Re-enabling the TPM by itself didn't work, but re-enabling the TPM and Secure Boot seems to have restored the system to its previous working condition. After making the UEFI changes, it required me to enter the BitLocker Recovery Key again and after one last restart it booted into Windows with no issues. a few power cycles and restarts confirmed the BitLocker demon is no longer being poked.

Here's a condensed version of the BitLocker vs Veracrypt cage match solution. I'm not ready to go through this all over again on my machine so I haven't tested this step-by-step. If you find it works or it needs tweaks please post an update here. This is based on my Microsoft Surface Pro 6 tablet running Win10Home 64bit.

1. Remove the Veracrypt recovery disk if necessary.
2. Boot device, enter Veracypt password / PIM / keyfile / etc.
3. At BitLocker screen, click "Skip this Drive", then "Troubleshoot", then "Advanced Options", then the Boot / UEFI / Firmware option.
4. Go to the "Security" tab, disable Secure Boot and the TPM. Acknowledge the various warnings.
5. Go to Exit to save and restart the computer.
6. Upon reboot, enter the Veracrypt password / PIM / keyfile / etc again. System will hopefully boot into Windows.
7. Once logged in to Windows, launch Veracrypt. It will think everything went fine and prompt you to start encrypting the system drive. There is no option to cancel or go back, so the only thing you can do is "Defer". Once deferred, go back into Veracrypt and Decrypt System Drive. It will do its thing and then prompt you to reboot.
8. Upon rebooting the system will still be captured by BitLocker, but the Veracrypt prompt should be gone.
9. Repeat the UEFI procedure from Step 4, this time re-enabling the TPM and Secure Boot. Exit (save) and restart.
   10a. The system will restart, and BitLocker will prompt you again. In my case I entered the BitLocker Recovery Key and it restarted one last time, with Windows performing normally from then on.
   10b. I don't know if this will still work if you don't enter a Recovery Key but instead use "skip this drive" and then click the "Continue to Windows" option. If anyone has luck with this method please comment; it may save some folks who don't have a bitlocker reovery key.
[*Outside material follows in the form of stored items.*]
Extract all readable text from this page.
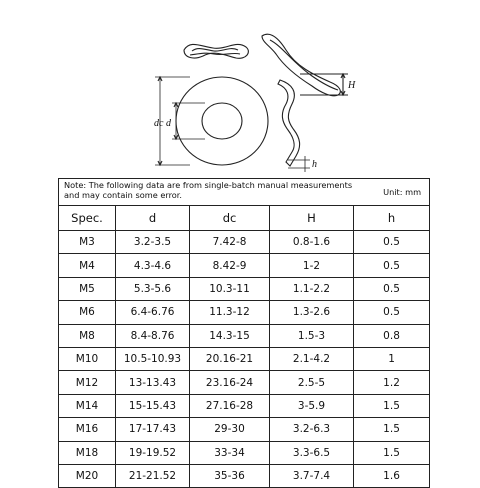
dc d
H
h
Note: The following data are from single-batch manual measurements and may contain some error. Unit: mm				

Spec.	d	dc	H	h
M3	3.2-3.5	7.42-8	0.8-1.6	0.5
M4	4.3-4.6	8.42-9	1-2	0.5
M5	5.3-5.6	10.3-11	1.1-2.2	0.5
M6	6.4-6.76	11.3-12	1.3-2.6	0.5
M8	8.4-8.76	14.3-15	1.5-3	0.8
M10	10.5-10.93	20.16-21	2.1-4.2	1
M12	13-13.43	23.16-24	2.5-5	1.2
M14	15-15.43	27.16-28	3-5.9	1.5
M16	17-17.43	29-30	3.2-6.3	1.5
M18	19-19.52	33-34	3.3-6.5	1.5
M20	21-21.52	35-36	3.7-7.4	1.6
If you are in a situation where you're using Windows 10 Home and / or didn't intentionally activate BitLocker but it activated on its own, or you're in some other situation where you don't already have the BitLocker Recovery Key, you just might be able to get the key through Windows Azure AD depending on how your account is set up. Here's an overview of how to get your key if everything else is in place:

1. Go to the Microsoft Apps Access Panel at https://account.activedirectory.windowsazure.com/r#/applications
2. Look for the Azure Portal app (mine was near the upper right in the field of apps) and click to launch it.
3. Once Azure opens, click on "Azure Active Directory" on the left navigation menu.
4. When the AD page opens, click on "Devices" on the new (inset) navigation menu at left.
5. You should see a list of devices tied to your account. Hopefully the device you're having trouble with is listed. Of note, mine was listed twice with two different users, but only one of them had BitLocker info. Click on the affected device, and the device detail page should open.
6. If you're lucky, the BitLocker Key ID and Recovery Key of the Operating System Drive will be listed near the bottom of the page. The first segment of the Key ID should match the Key ID shown on your affected device's BitLocker screen.
7. Copy the Recovery Key (8 groups of 6 digits each) to a safe place for manual entry on your affected device.